Pero Hipólito no lloraba. Hizo un ademán para abandonar su sitio y los cuatro que le rodeaban le sujetaron. Oyéronse risas.
—Ya contaba él con que le impidiesen moverse. Y por eso ha escrito ese mamotreto —comentó Rogochin—. Adiós, príncipe. ¡Me duelen los huesos de tanto estar sentado!

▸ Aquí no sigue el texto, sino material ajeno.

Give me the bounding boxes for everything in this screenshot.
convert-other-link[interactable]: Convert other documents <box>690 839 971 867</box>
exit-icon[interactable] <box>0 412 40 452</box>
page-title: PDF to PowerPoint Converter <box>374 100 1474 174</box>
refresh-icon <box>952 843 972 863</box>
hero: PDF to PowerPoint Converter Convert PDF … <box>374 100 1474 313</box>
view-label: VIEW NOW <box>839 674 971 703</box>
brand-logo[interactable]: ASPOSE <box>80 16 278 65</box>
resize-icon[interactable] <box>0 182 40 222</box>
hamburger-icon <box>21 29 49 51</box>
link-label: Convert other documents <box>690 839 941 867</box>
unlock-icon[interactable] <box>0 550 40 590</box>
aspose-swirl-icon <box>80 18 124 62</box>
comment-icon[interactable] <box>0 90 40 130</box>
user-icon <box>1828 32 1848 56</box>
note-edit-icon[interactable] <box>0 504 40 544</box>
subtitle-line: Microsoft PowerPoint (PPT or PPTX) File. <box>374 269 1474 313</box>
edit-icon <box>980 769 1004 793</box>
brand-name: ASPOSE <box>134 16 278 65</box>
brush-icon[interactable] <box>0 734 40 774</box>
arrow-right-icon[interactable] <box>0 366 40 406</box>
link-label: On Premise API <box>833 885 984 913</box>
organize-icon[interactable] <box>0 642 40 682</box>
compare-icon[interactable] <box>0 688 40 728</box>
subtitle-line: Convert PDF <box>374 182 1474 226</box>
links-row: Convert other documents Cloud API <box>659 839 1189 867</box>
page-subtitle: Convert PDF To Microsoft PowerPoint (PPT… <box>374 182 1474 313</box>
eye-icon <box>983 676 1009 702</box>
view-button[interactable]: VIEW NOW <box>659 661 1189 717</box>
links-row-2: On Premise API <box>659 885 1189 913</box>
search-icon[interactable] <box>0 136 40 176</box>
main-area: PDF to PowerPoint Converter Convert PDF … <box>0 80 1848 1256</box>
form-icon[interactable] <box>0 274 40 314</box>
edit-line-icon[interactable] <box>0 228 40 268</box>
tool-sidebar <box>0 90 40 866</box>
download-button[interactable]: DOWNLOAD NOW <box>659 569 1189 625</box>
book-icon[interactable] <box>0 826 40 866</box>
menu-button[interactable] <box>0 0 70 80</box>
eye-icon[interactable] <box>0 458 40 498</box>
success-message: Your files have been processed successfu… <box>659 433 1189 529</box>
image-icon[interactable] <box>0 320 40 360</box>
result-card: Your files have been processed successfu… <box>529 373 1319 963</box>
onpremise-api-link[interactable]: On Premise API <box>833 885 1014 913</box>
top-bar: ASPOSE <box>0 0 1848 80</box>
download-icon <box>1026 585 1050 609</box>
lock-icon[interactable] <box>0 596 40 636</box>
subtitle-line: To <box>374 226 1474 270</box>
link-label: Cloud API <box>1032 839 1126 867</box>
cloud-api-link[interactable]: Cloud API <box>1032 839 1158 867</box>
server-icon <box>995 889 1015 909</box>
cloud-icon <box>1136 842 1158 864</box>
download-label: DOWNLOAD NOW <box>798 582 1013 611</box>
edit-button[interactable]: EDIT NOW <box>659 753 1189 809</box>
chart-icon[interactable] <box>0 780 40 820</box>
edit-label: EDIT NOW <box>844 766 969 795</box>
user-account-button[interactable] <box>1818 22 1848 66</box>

—Si tenía usted en realidad la intención de matarse, Terentiev —dijo Radomsky, riendo—, yo, en su lugar, en vista de semejante acogida, no me mataría, para fastidiar a todos.
—¡Tienen un deseo terrible de ver cómo me agujereo la sien! —repuso Hipólito, amarga y agresivamente—. Y les disgusta que ello no suceda.
—¿Así que cree usted que no sucederá? No hablo para ofenderle: por lo contrario, creo muy posible que se suicide usted. Pero tranquilícese, aquí lo importante es no perder la calma —dijo Eugenio Pavlovich con acento protector.
—Hasta ahora no me había dado cuenta del gran error cometido al leer esa explicación —repuso Hipólito, mirando a Eugenio Pavlovich con expresión franca, como si solicitase consejo a un amigo.
—La situación es absurda; en realidad no sé qué decirle… —declaró Radomsky, sonriendo.
Su interlocutor le examinó severamente, con singular fijeza. Parecía perder de momento en momento toda conciencia de sí mismo.
—¡Qué manera de hacer las cosas! —exclamó Lebediev—. ¡Suicidarse en el parque para no producir escándalo en la casa! ¡Cómo si el matarse a tres pasos de distancia no trajese complicaciones para nadie de aquí!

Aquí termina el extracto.